Are Robo-Doctors Bad For Your Health? The role of Engagement and the Doctor-Patient Relationship

Allen Curreri: Are Robo-Doctors Bad For Your Health? The Role of Engagement and the Doctor-Patient Relationship

Are Robo-Doctors Bad For Your Health?

Technology has made almost every aspect of our lives faster, easier, more convenient, and information-laden. The smarter our computers get, the more we rely on them — and usually this is a good thing. Computers, after all, are able to store and process information in mind-boggling quantities, and more information should lead to better decisions.

There are some situations, however, in which increased speed and impartiality can be dangerous.

Between IBM’s supercomputer Watson and the countless medical apps springing up that offer services from symptom checkers à la WebMD to virtual appointments with real human doctors, the medical art of diagnosis may be reaching a pivotal point. As we learn to integrate new technologies with human skill, it’s easy to forget to ask one crucial question: What do we actually need from our doctors?

Think about what makes you feel comfortable and cared for when it comes to your health. Chances are, your ideal doctor is not only intelligent and highly skilled, but they are also kind and understanding. After all, you may have to discuss openly with your doctor things that you would cringe to mention to a close friend. You may have to trust your doctor with difficult and painful decisions, or work closely with them on the hard task of changing your lifestyle and ingrained habits.

Studies show that a good bedside manner is not just a perk — it’s essential to your health. When patients describe a good relationship and high level of comfort with their doctor, they are far more likely to follow the best medical advice and take an active role in their own wellbeing. A 2014 analysis of 13 clinical studies showed that positive doctor-patient relationships based on empathy and patient-focused care had measurable, statistically significant effects on what they called “hard health outcomes,” including conditions like diabetes, pulmonary infections, and obesity.

A productive relationship is a delicate thing based on mutual respect, empathy, and involvement.
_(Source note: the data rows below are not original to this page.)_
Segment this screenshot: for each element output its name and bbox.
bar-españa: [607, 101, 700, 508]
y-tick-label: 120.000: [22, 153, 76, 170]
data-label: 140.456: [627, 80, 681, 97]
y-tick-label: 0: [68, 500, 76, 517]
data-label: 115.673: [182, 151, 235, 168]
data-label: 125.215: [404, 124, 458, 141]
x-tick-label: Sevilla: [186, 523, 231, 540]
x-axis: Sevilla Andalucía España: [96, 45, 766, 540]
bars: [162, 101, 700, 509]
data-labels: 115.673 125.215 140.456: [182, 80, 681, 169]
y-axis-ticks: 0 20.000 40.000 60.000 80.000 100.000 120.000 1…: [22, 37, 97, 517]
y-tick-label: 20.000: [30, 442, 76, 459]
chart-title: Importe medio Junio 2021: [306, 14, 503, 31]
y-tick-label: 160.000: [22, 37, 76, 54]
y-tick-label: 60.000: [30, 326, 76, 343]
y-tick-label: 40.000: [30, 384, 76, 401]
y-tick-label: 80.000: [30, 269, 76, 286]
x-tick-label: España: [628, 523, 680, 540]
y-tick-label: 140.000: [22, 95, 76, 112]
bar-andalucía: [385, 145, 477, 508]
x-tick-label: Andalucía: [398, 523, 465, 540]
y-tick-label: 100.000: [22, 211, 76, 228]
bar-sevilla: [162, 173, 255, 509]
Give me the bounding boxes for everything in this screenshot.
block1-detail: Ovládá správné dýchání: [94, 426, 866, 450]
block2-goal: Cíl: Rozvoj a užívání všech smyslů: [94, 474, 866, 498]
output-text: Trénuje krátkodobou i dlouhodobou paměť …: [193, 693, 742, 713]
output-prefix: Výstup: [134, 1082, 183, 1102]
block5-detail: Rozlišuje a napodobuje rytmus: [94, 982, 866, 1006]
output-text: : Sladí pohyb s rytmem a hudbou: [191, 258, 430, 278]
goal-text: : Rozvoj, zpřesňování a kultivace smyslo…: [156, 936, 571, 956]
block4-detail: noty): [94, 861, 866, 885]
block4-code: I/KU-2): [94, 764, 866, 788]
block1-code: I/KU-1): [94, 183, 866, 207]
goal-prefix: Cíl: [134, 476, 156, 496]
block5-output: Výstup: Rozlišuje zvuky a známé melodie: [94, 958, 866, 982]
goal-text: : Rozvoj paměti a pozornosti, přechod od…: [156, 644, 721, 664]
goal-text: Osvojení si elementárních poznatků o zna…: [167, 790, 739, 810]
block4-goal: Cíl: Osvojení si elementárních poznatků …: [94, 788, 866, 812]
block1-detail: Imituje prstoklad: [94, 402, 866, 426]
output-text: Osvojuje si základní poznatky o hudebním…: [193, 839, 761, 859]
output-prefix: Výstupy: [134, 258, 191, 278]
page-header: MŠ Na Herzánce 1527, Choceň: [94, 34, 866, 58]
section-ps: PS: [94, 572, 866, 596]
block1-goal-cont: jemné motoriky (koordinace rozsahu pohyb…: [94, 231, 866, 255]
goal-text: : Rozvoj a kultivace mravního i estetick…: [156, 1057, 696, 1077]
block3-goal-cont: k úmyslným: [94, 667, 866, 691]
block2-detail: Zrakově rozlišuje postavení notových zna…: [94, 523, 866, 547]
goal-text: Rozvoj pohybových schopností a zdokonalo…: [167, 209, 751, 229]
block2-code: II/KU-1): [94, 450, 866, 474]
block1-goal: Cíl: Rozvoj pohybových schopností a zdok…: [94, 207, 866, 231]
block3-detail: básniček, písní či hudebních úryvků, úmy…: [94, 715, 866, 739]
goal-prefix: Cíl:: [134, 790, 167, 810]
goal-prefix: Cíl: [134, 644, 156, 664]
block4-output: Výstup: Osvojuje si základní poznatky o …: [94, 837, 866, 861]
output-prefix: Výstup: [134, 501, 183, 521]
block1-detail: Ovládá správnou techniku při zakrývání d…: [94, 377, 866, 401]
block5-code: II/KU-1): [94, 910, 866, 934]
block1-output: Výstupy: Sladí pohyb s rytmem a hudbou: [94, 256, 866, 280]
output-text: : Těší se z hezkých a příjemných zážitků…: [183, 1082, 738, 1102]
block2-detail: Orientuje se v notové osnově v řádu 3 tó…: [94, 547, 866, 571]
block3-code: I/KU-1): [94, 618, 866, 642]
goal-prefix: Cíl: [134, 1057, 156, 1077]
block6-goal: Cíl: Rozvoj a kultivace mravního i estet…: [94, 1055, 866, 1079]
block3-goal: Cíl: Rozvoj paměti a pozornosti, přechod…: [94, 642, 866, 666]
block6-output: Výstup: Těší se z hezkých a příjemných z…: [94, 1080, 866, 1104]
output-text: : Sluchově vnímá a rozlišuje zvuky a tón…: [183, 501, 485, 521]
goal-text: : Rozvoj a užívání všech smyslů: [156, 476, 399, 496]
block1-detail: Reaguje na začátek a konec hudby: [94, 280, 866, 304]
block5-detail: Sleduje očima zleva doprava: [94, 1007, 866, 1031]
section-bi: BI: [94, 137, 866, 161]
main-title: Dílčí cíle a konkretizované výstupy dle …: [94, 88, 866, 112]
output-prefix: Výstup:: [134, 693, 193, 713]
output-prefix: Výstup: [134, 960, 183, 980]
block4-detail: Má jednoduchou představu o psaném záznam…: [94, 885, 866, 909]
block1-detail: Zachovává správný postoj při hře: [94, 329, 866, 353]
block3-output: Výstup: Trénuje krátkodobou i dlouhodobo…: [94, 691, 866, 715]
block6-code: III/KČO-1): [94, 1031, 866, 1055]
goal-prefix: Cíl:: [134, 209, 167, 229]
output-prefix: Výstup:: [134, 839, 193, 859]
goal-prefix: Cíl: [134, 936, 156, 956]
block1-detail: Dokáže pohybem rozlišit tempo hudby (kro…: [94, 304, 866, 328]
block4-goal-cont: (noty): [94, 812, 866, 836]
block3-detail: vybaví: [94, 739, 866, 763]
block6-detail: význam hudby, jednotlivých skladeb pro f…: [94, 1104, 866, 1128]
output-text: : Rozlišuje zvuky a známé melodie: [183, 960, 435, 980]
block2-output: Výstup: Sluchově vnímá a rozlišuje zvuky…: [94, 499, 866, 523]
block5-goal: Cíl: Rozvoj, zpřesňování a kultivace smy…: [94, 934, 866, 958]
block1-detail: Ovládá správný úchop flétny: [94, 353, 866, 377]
We understand this intuitively, and the research backs it up. Engaging patients actively in the process not only helps to educate them and put them at ease, but also leads to patients who are healthier biologically and report higher life satisfaction. After all, it makes sense that if a doctor assumes an all-knowing approach and makes all the decisions solo, the patient takes on a more passive position.

The key to healthy relationships and healthy patients, it seems, is patient involvement, thoughtful doctor communication, and engagement with patients beyond the office setting. Here’s where it all ties back to technology: doctors can only involve patients in the process if they themselves are actively engaged with the diagnosis and treatment decisions. If doctors allow themselves to become reliant on AI to do the cognitive heavy-lifting, they risk losing the touch of creativity and critical thinking that makes a human doctor brilliant, and allows them to intelligently and thoughtfully implement information from a computer.

How can doctors build the necessary trust and involve patients in their own health when the entire process is nothing more than a machine spitting out an answer?

It’s not, it turns out, an unwarranted fear. A recent experiment at Georgia tech found that people are all too willing to trust an authoritative machine blindly, even when the stakes are extremely high. Participants believed they were in the lab for a routine study when an alarm rang and the hall filled with simulated smoke. They willingly followed an “emergency guide robot” as it led them in the opposite direction from emergency exit signs, even when they had earlier witnessed the same robot give faulty directions and even break down entirely.

Trusting in machine intelligence to eliminate human bias, then, may be an oxymoron. Technology can provide immeasurable value when it comes to providing and recognizing huge amounts of information, but that information itself loses value unless combined with a human touch.

 
Now more than ever our doctors must be highly trained not only in medicinal science but in the art of critical thinking and thoughtful creative engagement with the medical process. Only a truly mindful doctor can properly utilize the incredible power technology places at our fingertips.